Secondo lo storico russo Konstantin Jerusalimski il revanscismo del capo del Cremlino poggia su grossolani errori storici
«Gli eventi in corso rappresentano la fine di un’epoca! Questa non è più la Russia che abbiamo conosciuto dopo il 1991, il Paese risorto dalle ceneri dell’Unione Sovietica. È qualcos’altro!». Allievo dell’accademico Sigurd Ottovich Schmidt, il professor Konstantin Jerusalimski è noto anche in Occidente per aver contestato pubblicamente l’estate scorsa le tesi storiche su un unico popolo tra russi e ucraini, espresse in un controverso articolo dal presidente Vladimir Putin, definendo tali concezioni un «errore da scuola media» e «assurdità». Il capo del Cremlino – ha evidenziato l’autorevole cinquecentista – «vorrebbe» che storicamente i due popoli «fossero uniti dalla religione ortodossa, per di più sotto l’egida del Patriarcato di Mosca». E invece ancora nel 18esimo e 19esimo secoli «il cristianesimo non era l’unica confessione in alcune regioni dell’Ucraina e nella maggior parte della Russia». In queste aree, per di più, non solo si parlavano lingue differenti ma erano abitate da etnie diverse. Jerusalimski si è distinto poi nel 2016 per essere stato anche uno degli autori della clamorosa relazione con denuncia dei plagi e degli errori nella tesi di dottorato di Vladimir Medinsky, già per otto anni ministro federale della Cultura, etichettato negli ambienti liberali russi come uno dei «propagandisti» dell’odierna versione mistificata della Storia patria, oggi capo della delegazione del Cremlino ai colloqui, finora infruttuosi, con l’Ucraina.

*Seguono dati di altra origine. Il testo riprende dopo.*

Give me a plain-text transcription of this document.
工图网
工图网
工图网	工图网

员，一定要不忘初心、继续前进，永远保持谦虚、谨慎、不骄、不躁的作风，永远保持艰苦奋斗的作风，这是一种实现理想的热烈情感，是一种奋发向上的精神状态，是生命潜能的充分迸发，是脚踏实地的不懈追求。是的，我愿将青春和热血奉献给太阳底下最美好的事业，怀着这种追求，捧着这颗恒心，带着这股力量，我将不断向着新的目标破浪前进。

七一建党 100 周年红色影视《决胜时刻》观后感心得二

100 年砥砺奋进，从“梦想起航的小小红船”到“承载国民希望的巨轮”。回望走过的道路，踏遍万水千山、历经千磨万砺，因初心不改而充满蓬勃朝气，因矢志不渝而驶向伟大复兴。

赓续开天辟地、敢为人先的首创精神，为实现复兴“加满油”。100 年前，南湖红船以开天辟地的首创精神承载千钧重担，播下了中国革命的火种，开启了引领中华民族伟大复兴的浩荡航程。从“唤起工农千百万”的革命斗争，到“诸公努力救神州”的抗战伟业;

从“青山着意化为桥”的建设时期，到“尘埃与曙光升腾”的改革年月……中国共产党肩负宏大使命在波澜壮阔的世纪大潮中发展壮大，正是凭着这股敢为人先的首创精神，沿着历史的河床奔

«Il problema del rapporto tra le terre ‘ucraine’ (di confine) e la Moscovia – sostiene lo specialista russo – nacque con le guerre russo-lituane alla fine del 15esimo secolo con Ivan III, ostilità proseguite nei due secoli successivi fino al 1686. Tutti questi discorsi sui territori ‘originali’ dello Stato russo e sulle sue pretese storiche vengono da quei tempi. Ma, attenzione, vi erano regioni che, ancora all’epoca dei Torbidi all’inizio del 17esimo secolo, erano avversarie del potere di Mosca. L’influenza ‘ucraina’ e quella dei cosacchi del Don hanno comunque determinato discussioni su come unirsi, integrarsi, non sulla base di una dottrina imperialista russa e hanno contribuito tra l’altro anche alla concezione delle tre nazioni slave orientali: ossia Rus’ grande (russi), Rus’ piccola (ucraini) e Rus’ bianca (bielorussi). Oggi il problema della storia russa è collegato strettamente con quanto fanno al momento i militari e le autorità politiche russe. Ma se si parla di Donbass e di Crimea non esiste un diritto storico che giustifichi certe azioni».
Perché il presidente Putin non ritiene l’Ucraina un Paese in quanto tale? Per il capo del Cremlino essa è una realtà fittizia, costruita artificiosamente nei decenni ai danni degli Stati vicini, in particolare della Russia. Da dove salta fuori questa idea e su cosa si fonda?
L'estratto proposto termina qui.